Jul 03, 2005 22:25
Im going to rant here, so don't read it if you don't want to.
I dunno if it's fair to give someone I'm interested in a chance, when I'm still kinda down from the last one. I don't really know if that's fair. Thats my problem. I might just be scared to get involved again I don't really know. I might just like the feeling of someone liking me, but I don't think that's it, because I mean I had a few other people like me... but I wasn't interested in them, and I'm definately interested in this person. I feel like a jerk, because I told this person that I didn't really know if I liked him or not... well I mean obviously I do like him because if I didn't then I would have said that I didnt like him n just wanted to be friends..but I didn't say that.

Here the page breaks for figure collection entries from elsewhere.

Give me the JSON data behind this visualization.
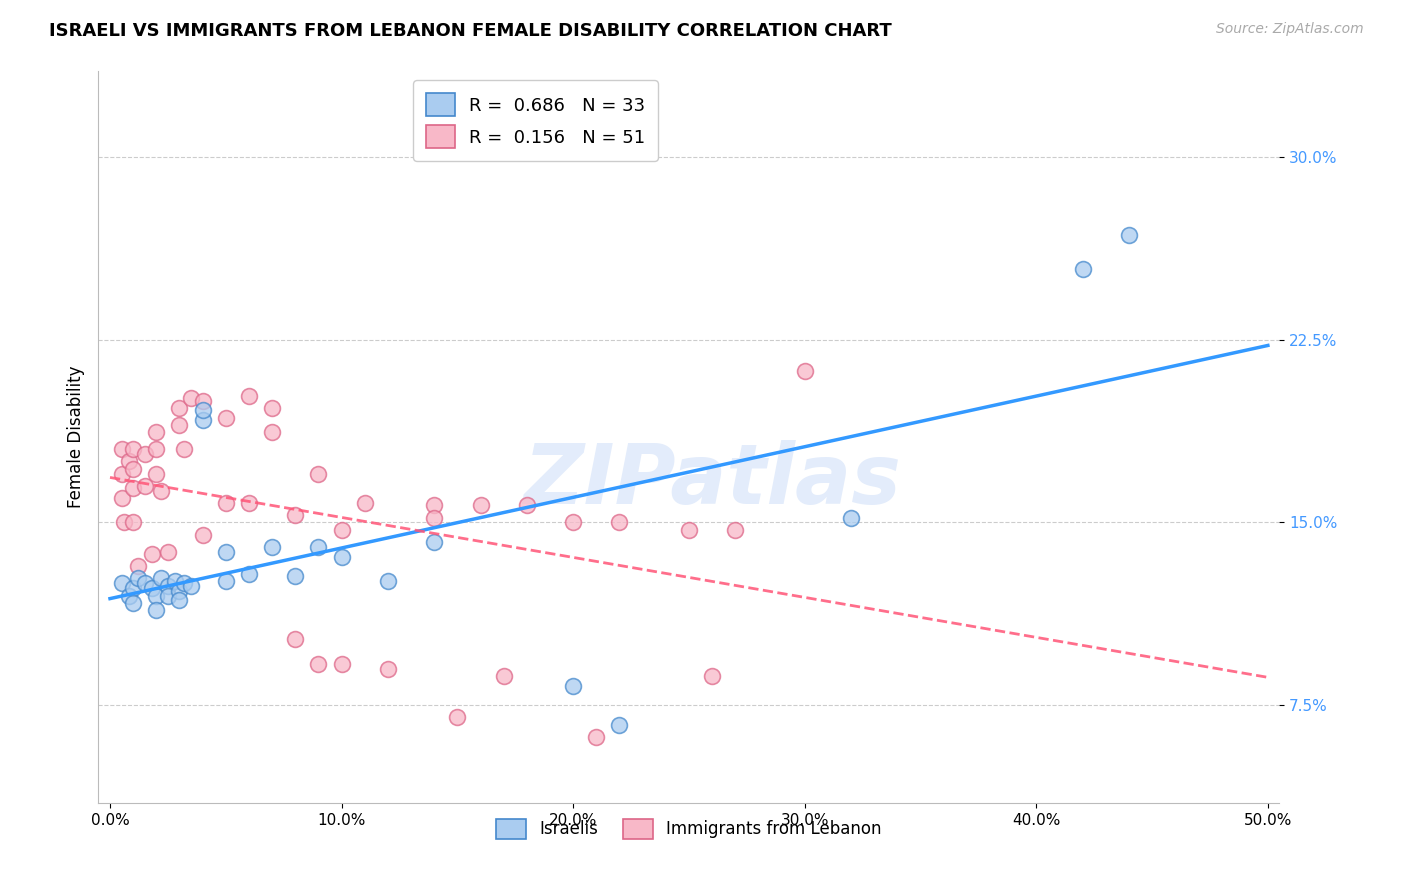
{
  "title": "ISRAELI VS IMMIGRANTS FROM LEBANON FEMALE DISABILITY CORRELATION CHART",
  "source": "Source: ZipAtlas.com",
  "ylabel": "Female Disability",
  "xlim": [
    -0.005,
    0.505
  ],
  "ylim": [
    0.035,
    0.335
  ],
  "yticks": [
    0.075,
    0.15,
    0.225,
    0.3
  ],
  "ytick_labels": [
    "7.5%",
    "15.0%",
    "22.5%",
    "30.0%"
  ],
  "xticks": [
    0.0,
    0.1,
    0.2,
    0.3,
    0.4,
    0.5
  ],
  "xtick_labels": [
    "0.0%",
    "10.0%",
    "20.0%",
    "30.0%",
    "40.0%",
    "50.0%"
  ],
  "legend_r_blue": "0.686",
  "legend_n_blue": "33",
  "legend_r_pink": "0.156",
  "legend_n_pink": "51",
  "blue_fc": "#aaccf0",
  "blue_ec": "#4488cc",
  "pink_fc": "#f8b8c8",
  "pink_ec": "#dd6688",
  "blue_line": "#3399ff",
  "pink_line": "#ff5577",
  "ytick_color": "#4499ff",
  "watermark_text": "ZIPatlas",
  "israelis_x": [
    0.005,
    0.008,
    0.01,
    0.01,
    0.012,
    0.015,
    0.018,
    0.02,
    0.02,
    0.022,
    0.025,
    0.025,
    0.028,
    0.03,
    0.03,
    0.032,
    0.035,
    0.04,
    0.04,
    0.05,
    0.05,
    0.06,
    0.07,
    0.08,
    0.09,
    0.1,
    0.12,
    0.14,
    0.2,
    0.22,
    0.32,
    0.42,
    0.44
  ],
  "israelis_y": [
    0.125,
    0.12,
    0.123,
    0.117,
    0.127,
    0.125,
    0.123,
    0.12,
    0.114,
    0.127,
    0.124,
    0.12,
    0.126,
    0.122,
    0.118,
    0.125,
    0.124,
    0.192,
    0.196,
    0.138,
    0.126,
    0.129,
    0.14,
    0.128,
    0.14,
    0.136,
    0.126,
    0.142,
    0.083,
    0.067,
    0.152,
    0.254,
    0.268
  ],
  "lebanon_x": [
    0.005,
    0.005,
    0.005,
    0.006,
    0.008,
    0.01,
    0.01,
    0.01,
    0.01,
    0.012,
    0.015,
    0.015,
    0.018,
    0.02,
    0.02,
    0.02,
    0.022,
    0.025,
    0.03,
    0.03,
    0.032,
    0.035,
    0.04,
    0.04,
    0.05,
    0.05,
    0.06,
    0.06,
    0.07,
    0.07,
    0.08,
    0.08,
    0.09,
    0.09,
    0.1,
    0.1,
    0.11,
    0.12,
    0.14,
    0.14,
    0.15,
    0.16,
    0.17,
    0.18,
    0.2,
    0.21,
    0.22,
    0.25,
    0.26,
    0.27,
    0.3
  ],
  "lebanon_y": [
    0.18,
    0.17,
    0.16,
    0.15,
    0.175,
    0.18,
    0.172,
    0.164,
    0.15,
    0.132,
    0.178,
    0.165,
    0.137,
    0.187,
    0.18,
    0.17,
    0.163,
    0.138,
    0.197,
    0.19,
    0.18,
    0.201,
    0.2,
    0.145,
    0.193,
    0.158,
    0.202,
    0.158,
    0.197,
    0.187,
    0.153,
    0.102,
    0.17,
    0.092,
    0.147,
    0.092,
    0.158,
    0.09,
    0.157,
    0.152,
    0.07,
    0.157,
    0.087,
    0.157,
    0.15,
    0.062,
    0.15,
    0.147,
    0.087,
    0.147,
    0.212
  ]
}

UGH as one of my friends told me.. I should get over it and give him a shot because I DO like him and it will make me happier n whatnot. Because he is a nice guy, and I wanna get to know him more... But on the other hand it won't be fair to him, like it's not fair to him now. He doesn't deserve this he's a nice guy... and I'm just so confused now and I really don't mean to be a jerk.. n I dunno if he knows that... Oh man.. why must I always think things through?? Most people just go right along with things n make mistakes and learn from them.. I just don't wanner make a mistake.. I dunnoooooooo. :/
Yea sorry I'm ranting... I just needed to write it down.